Avec notre correspondant à Conakry, Mouctar Bah

Cette décision pose question au sein de la société civile entre ceux qui l'approuvent et ceux qui la condamnent. D'aucuns considèrent cette décision de la junte comme une manœuvre pour permettre à Alpha Condé, 84 ans, d’échapper à la justice de son pays.

Alsény Sall, porte-parole de l’Organisation guinéenne des droits de l’homme. « Pour nous, le premier travail que le CNRD devrait faire, c’est de soumettre son dossier à la justice qui est la seule habilité de décider des droits et libertés des citoyens. D’autant plus il y avait déjà des plaintes contre monsieur Alpha Condé, mais aussi contre certains de ses collaborateurs sur les cas de violations des droits de l’homme. C’est ce qui avait expliqué une adhésion totale des militants pro-démocratie au coup d’Etat ».
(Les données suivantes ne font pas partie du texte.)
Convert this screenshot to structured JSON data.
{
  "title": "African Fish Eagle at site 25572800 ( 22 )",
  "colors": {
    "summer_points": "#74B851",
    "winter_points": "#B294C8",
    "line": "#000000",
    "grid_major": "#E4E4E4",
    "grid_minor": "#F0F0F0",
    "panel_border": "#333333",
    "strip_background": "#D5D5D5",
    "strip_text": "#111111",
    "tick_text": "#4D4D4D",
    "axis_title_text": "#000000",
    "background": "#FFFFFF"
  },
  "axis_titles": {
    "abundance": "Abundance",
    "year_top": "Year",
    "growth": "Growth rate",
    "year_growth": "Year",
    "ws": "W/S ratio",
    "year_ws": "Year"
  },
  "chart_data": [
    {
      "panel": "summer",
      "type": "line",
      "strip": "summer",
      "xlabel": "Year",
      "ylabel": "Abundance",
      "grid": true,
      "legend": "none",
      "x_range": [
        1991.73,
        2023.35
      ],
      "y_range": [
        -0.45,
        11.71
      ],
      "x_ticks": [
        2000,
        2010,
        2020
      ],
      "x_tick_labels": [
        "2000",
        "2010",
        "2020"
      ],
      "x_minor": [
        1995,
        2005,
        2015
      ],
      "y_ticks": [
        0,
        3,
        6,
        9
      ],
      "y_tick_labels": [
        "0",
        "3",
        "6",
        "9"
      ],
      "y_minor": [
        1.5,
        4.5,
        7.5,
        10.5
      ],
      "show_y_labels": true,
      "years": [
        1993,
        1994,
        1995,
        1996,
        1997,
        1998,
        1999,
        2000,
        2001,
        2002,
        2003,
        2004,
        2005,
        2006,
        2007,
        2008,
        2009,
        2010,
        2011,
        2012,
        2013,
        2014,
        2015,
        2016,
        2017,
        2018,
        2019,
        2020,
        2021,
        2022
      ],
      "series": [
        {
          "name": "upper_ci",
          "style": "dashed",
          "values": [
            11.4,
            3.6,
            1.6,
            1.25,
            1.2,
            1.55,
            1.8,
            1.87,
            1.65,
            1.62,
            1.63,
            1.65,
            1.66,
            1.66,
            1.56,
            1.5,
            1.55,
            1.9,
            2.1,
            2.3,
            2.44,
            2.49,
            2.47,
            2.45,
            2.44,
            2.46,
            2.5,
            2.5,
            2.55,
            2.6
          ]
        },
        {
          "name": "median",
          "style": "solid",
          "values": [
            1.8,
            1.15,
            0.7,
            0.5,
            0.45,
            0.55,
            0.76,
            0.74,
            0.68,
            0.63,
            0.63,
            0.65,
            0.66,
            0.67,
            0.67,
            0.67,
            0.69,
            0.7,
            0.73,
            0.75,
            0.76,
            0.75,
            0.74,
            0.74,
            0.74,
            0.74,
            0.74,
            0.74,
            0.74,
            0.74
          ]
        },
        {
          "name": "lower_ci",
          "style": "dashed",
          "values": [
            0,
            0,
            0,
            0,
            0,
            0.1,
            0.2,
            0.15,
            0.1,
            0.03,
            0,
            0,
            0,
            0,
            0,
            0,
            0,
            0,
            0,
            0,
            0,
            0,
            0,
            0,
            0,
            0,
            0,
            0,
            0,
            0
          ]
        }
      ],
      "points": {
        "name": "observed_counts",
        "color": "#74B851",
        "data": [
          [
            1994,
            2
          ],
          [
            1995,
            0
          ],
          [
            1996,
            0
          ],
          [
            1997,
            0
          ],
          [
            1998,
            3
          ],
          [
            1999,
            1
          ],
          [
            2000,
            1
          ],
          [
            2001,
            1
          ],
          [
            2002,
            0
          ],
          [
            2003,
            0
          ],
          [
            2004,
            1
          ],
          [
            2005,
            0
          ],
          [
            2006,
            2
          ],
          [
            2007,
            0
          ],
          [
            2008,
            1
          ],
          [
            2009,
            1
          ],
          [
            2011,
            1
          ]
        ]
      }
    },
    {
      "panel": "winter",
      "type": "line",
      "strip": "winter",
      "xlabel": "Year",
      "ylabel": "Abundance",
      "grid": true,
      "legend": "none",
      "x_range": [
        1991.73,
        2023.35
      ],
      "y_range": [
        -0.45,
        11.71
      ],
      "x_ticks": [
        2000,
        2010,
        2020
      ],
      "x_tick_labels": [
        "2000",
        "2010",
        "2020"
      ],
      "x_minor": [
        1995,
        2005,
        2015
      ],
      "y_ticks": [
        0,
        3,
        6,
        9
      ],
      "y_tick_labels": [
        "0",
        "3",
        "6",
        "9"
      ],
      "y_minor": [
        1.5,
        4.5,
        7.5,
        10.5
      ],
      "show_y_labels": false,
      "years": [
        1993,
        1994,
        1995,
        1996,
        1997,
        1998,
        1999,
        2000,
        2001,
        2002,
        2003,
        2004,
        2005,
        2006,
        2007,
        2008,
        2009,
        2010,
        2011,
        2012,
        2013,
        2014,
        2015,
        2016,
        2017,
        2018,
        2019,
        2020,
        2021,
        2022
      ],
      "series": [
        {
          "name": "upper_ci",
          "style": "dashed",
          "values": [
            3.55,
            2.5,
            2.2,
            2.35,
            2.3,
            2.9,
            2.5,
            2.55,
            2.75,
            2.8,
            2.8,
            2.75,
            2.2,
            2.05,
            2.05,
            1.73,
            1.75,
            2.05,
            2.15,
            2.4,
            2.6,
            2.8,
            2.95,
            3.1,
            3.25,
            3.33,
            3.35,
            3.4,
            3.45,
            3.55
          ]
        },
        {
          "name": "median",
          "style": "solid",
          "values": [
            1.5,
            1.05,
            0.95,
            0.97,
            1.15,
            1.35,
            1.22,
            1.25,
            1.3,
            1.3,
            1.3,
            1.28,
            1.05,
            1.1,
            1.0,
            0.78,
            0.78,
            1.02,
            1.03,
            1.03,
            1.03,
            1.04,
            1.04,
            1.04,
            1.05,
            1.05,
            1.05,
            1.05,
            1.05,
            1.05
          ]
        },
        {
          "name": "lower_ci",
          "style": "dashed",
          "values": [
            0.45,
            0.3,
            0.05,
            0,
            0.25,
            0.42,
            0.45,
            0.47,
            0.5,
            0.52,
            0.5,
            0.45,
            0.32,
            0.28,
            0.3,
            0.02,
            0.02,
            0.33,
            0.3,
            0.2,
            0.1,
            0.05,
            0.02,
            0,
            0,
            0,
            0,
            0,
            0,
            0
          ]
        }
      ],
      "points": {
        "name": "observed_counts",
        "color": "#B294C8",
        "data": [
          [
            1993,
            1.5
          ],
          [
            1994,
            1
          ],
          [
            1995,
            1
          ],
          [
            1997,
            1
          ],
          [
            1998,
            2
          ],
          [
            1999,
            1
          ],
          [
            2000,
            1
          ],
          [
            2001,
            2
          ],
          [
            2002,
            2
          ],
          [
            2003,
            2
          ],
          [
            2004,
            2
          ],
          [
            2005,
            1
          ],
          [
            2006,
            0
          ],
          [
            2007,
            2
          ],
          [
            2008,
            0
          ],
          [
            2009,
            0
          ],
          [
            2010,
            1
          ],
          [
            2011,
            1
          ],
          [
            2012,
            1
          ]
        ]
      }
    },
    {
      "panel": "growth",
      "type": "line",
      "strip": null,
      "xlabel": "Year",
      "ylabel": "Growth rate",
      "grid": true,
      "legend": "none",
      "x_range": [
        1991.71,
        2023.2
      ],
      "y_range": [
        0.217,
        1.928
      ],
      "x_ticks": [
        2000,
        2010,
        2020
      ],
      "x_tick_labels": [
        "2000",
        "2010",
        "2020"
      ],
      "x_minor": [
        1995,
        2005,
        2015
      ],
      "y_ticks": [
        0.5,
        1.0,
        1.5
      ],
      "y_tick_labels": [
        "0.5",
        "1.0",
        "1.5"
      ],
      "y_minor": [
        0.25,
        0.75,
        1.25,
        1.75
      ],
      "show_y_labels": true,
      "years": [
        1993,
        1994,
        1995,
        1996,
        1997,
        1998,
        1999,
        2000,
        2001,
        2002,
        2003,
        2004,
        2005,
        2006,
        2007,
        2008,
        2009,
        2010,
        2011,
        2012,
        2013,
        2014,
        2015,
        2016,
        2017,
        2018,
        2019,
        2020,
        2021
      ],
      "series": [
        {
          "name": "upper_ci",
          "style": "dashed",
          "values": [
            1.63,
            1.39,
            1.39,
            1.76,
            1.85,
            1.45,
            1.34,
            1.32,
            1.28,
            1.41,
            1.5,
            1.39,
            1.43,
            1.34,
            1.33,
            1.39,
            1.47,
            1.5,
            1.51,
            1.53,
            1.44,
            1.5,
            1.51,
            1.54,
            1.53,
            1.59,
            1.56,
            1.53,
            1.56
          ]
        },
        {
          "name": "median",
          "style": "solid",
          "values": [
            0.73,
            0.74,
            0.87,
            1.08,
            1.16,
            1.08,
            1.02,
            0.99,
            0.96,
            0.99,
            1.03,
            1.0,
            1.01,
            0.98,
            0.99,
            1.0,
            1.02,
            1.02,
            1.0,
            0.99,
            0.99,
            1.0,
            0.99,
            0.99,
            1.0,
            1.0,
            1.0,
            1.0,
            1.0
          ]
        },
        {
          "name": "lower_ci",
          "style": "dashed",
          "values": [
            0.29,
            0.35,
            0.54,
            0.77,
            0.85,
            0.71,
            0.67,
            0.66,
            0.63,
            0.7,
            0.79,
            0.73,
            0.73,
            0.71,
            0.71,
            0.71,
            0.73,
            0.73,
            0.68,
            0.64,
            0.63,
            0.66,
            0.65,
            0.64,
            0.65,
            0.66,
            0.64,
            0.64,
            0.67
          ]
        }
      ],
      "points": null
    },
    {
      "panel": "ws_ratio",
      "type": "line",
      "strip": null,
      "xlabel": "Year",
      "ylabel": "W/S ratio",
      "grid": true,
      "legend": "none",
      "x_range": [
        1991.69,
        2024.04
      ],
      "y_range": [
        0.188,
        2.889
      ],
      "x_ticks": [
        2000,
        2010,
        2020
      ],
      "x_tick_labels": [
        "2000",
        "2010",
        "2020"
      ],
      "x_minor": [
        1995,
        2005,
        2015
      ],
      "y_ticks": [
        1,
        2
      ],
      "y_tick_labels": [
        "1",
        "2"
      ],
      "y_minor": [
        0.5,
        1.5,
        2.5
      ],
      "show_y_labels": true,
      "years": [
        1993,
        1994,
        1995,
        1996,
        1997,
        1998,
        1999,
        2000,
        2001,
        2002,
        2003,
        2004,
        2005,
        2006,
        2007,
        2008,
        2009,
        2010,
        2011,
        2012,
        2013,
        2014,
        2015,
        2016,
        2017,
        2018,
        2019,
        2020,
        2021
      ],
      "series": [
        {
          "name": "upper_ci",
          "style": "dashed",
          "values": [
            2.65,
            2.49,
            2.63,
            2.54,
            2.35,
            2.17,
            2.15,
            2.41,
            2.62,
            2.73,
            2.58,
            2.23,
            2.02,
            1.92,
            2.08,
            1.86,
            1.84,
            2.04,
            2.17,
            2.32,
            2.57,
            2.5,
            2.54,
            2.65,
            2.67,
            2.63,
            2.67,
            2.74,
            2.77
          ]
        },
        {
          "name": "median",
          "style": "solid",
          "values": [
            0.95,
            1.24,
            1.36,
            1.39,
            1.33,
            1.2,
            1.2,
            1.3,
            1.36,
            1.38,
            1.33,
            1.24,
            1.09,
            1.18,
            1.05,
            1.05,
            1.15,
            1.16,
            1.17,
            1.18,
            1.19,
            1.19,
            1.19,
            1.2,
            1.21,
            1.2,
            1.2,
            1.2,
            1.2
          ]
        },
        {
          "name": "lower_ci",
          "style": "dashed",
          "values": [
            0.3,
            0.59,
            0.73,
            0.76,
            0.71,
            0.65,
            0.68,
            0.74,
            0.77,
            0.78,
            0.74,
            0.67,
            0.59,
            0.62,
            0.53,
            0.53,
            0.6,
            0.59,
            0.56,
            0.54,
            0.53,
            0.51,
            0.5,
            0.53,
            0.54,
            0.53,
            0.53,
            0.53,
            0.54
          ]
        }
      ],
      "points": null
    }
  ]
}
L'ultimatum de la Cédéao a peut-être contribué à la libération de l'ancien président. La réaction de Sékou Koundouno, responsable de la stratégie et planification du FNDC : « Il ne faudrait pas que le CNRD se trompe de stratégie. Nullement la Cédéao n’a fait cas de la libération d’Alpha Condé. S’ils le font, peut-être que c’est une stratégie de communication, mais ce n’est pas la demande de la Cédéao ».

 

Cet activiste de la société civile demande à la junte « de ne pas confondre un régime de transition à un régime issu des urnes ». « Nous sommes en période de transition, il faut le dialogue, poursuit-il, il faut la concertation entre l’ensemble des forces vives de la nation, par ce que en tout été de cause aucune entité aujourd’hui ne bénéficie d’une légitimité ».

Le RPG, l’ex-parti au pouvoir qui avait fait de la libération d’Alpha Condé l’une de ses exigences majeures avant de prendre part aux assises nationales et aux concertations politiques initiées par la junte, attend l’effectivité de cette libération pour réagir, a dit l’un de ses responsables.